The export to LLVM IR would then walk back from the leaf nodes to the root and reintroduce the dropped edges.

While solution 4) seems attractive for the simple example, it is more complex for real-world examples that have to deal with nested and dependent structs. For example, if two structs have pointers to each other (A->B and A<-B), then both of them need to know the union of A’s and B’s leaf nodes. The advantage of the solution is that it is cycle free (modulo overlooks from my side) and that it could be modeled with non-mutable attributes.

Any thoughts on a preferred or better solution? At the movement, I favor 1) or 4).

@River707 @ftynse

Mutable types were specifically introduced to support structs with cycling references in LLVM dialect struct types - [RFC] First-Party Support for LLVM Types.

We also have a mechanism to print without causing infinite recursion, llvm-project/LLVMTypeSyntax.cpp at ae0c232e46c8d8b4fc3d0e007094db216d7a82f6 · llvm/llvm-project · GitHub. It should be almost directly reusable for attributes. I don’t know how aliases are involved here.

Mutable attributes are not supported by ODS because there is one upstream client for them. The amount of code (and related testing) necessary for supporting these outweighs the amount of code in direct implementation of the only client (LLVMStructType) in C++. Depending on how many mutable attributes you will need to add, it may be worth supporting them in ODS.

As you might have guessed, my preference specifically for debug info related to self-referencing types is to follow the design of self-referencing types, that is, (2). This simplifies the conceptual mapping between the type and the related debug information.

That being said, I don’t have a complete understanding of how debug info is represented in LLVM IR, so symbols or graph region approach may also work I’m not in favor of a significantly diverging modeling (4) as we would like to keep the translation process simple. This modeling would require us to perform heavy graph manipulations in the translation that will be difficult to test and debug. I’d rather debug boilerplate op definitions.

Thanks for the pointers to the printer!

Mutable types were specifically introduced to support structs with cycling references in LLVM dialect struct types - [RFC] First-Party Support for LLVM Types.

I understand the argument of using identical solutions for similar problems. I was assuming LLVM structs with cyclic dependencies would disappear once there are only opaque pointers. I may be wrong though and cyclic structs are still a thing past the switch to opaque pointers only?

I’m not in favor of a significantly diverging modeling (4)

That is a good point. Then I will go for a solution that tries to import/export the debug metadata as is (most likely using mutable attributes). Luckily, it seems like it is sufficient to make the composite type attribute mutable.

I assume they will, but I’m waiting for those changes to definitively land before reflecting them in MLIR to avoid churn. That being said, I don’t know how this affects debug information.

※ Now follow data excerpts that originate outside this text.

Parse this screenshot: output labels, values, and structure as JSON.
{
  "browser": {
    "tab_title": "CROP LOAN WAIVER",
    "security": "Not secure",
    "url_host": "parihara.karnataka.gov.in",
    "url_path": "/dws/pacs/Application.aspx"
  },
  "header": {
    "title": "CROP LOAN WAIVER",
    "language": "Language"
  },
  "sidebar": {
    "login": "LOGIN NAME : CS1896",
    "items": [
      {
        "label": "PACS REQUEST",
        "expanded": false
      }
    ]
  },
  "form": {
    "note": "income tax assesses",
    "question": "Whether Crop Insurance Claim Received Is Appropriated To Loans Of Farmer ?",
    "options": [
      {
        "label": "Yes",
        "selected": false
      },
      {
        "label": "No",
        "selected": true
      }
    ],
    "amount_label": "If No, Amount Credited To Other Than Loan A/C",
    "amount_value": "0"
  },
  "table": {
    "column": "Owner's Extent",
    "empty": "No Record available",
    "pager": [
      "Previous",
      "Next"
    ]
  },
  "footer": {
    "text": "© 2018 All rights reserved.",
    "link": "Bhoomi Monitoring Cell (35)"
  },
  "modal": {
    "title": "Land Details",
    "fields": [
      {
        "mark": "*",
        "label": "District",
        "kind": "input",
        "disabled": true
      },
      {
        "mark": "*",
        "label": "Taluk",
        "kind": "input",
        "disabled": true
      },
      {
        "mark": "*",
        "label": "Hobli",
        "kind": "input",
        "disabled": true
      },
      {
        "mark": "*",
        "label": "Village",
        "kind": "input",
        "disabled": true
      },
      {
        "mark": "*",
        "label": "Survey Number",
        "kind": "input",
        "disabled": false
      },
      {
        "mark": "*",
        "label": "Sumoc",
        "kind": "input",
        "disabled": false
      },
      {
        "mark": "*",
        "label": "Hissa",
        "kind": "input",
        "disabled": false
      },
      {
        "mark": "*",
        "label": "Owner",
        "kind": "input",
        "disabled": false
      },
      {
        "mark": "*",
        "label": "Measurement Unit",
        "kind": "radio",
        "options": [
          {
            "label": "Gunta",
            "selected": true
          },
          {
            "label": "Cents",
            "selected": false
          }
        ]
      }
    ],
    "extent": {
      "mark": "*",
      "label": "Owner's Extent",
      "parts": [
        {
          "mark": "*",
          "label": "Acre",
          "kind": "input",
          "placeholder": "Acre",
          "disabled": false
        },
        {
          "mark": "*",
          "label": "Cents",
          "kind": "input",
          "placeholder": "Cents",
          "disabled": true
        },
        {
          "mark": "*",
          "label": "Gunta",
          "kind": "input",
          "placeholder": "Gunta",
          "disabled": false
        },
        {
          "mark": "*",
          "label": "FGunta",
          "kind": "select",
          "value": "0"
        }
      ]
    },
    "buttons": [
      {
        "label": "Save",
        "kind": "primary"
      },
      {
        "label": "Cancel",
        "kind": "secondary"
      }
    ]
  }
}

FWIW, debug information would be the place to store the underlying pointee type even if we make it opaque in the IR.

I assume they will, but I’m waiting for those changes to definitively land before reflecting them in MLIR to avoid churn. That being said, I don’t know how this affects debug information. FWIW, debug information would be the place to store the underlying pointee type even if we make it opaque in the IR.

Yes the opaque pointers do not solve the debug info problem. Front-end languages will stick to their own cyclic type representations. I was more thinking that there is less of a need to follow the LLVMStructType design given that it may not be super long lived. That said, I think mutable attributes are the better solution in theory. The scary part was my prototype implementation…

Sorry, I’ve been very out for the past month. Just now really getting back into work mode.

This is a great write up @gysit thanks for doing this!

One of the big factors I think we need to take into consideration here is what the intended use cases are for the metadata. If we need to mutate/update/etc. this metadata, different representations are significantly more annoying to deal with in certain scenarios (the symbol approach could potentially break any non-module level passes that want to change/update metadata).

@gysit Is your prototype using mutable attributes public? If it’s the disgustingness of having to rewrite in C++, we should honestly just update the Attr/Type gen to support that. It was always a TODO eventually, might be worth just adding that now. Happy to look into that if you need it.

– River

2 Likes

I uploaded a draft revision (⚙ D142189 WIP mutable composite type attribute.). The “prototype” is very hacky and misses some functionality (e.g., the attribute is incomplete and printing is suboptimal). Despite the incompleteness the amount of C++ is large compared to the existing tablegen implementation. Especially, since testing of the error handling during parsing will be necessary etc. I thus think it would be very nice to have support for mutable attributes. The question is if DICompositeTypeAttr and LLVMStructType justify the effort. Especially, since LLVMStructType is quite complex and probably hard to fully implement in tablegen.

When doing the prototype, I saw the following pain points:

  1. It is definitely quite a lot of C++ code compared to the few lines of tablegen.
  2. When printing any nested attribute is fully printed even if an alias would exist. I am worried that this bloats the size of the textual representation by quite a bit.
  3. The elements field of DICompositeType is not part of the uniquing anymore. That means I most likely need an extra string identifier (the prototype uses an integer identifier) to ensure composite types that differ only in terms of elements can be represented. This identifier may also be used to print a short form if the attribute references itself. Unfortunately, it seems like I cannot use the name of the DICompositeType since there may be different composite types with the same name.

Let me illustrate some of these points. As mentioned in 2), if I parse

#int0 = #llvm.di_basic_type<
  tag = DW_TAG_base_type, name = "int"
>
#comp1 = #llvm.di_composite_type_mut<
  id = 0, name = "test1", elements = #int0
>

it re-prints as

#int = #llvm.di_basic_type<
 tag = DW_TAG_base_type, name = "int"
>

#comp = #llvm.di_composite_type_mut<
  id = 0, name = "test1", 
  elements = #llvm.di_basic_type<tag = DW_TAG_base_type, name = "int0">
>

with the integer type being printed twice (since it is used in another place in the file). This may be a shortcoming of my implementation since I do not yet implement SubElementAttrInterface. Or, it could be a limitation of the AsmPrinter (llvm-project/AsmPrinter.cpp at d94b069a89ec6c54030540c031a1032845bdbac0 · llvm/llvm-project · GitHub)?

The printing gets more complex if the attribute has self references (point 3)).

#comp = #llvm.di_composite_type_mut<
  id = 0, name = "test0",
  elements = #llvm.di_composite_type_mut<id = 0, name = "test1">
>

The custom print method here needs to detect the type is printed recursively and drop the mutable parts when printing the inner instance of the type. I think it would be much nicer if the alias could be printed instead.

#comp = #llvm.di_composite_type_mut<
  id = 0, name = "test0",
  elements = #comp
>

It can also happen that the alias is unknown if two composite types mutually reference each other. I thus believe the solution of LLVMStructType with a unique identifer StringAttr is the best solution for the problem (c.f. llvm-project/llvmir-types.mlir at 87e345b1bdb76867cc6e9ae59b6dd2633a480d38 · llvm/llvm-project · GitHub) and working with aliases only cannot work.

Admittedly, points 2) and 3) are cosmetic problems and not actual implementation problems.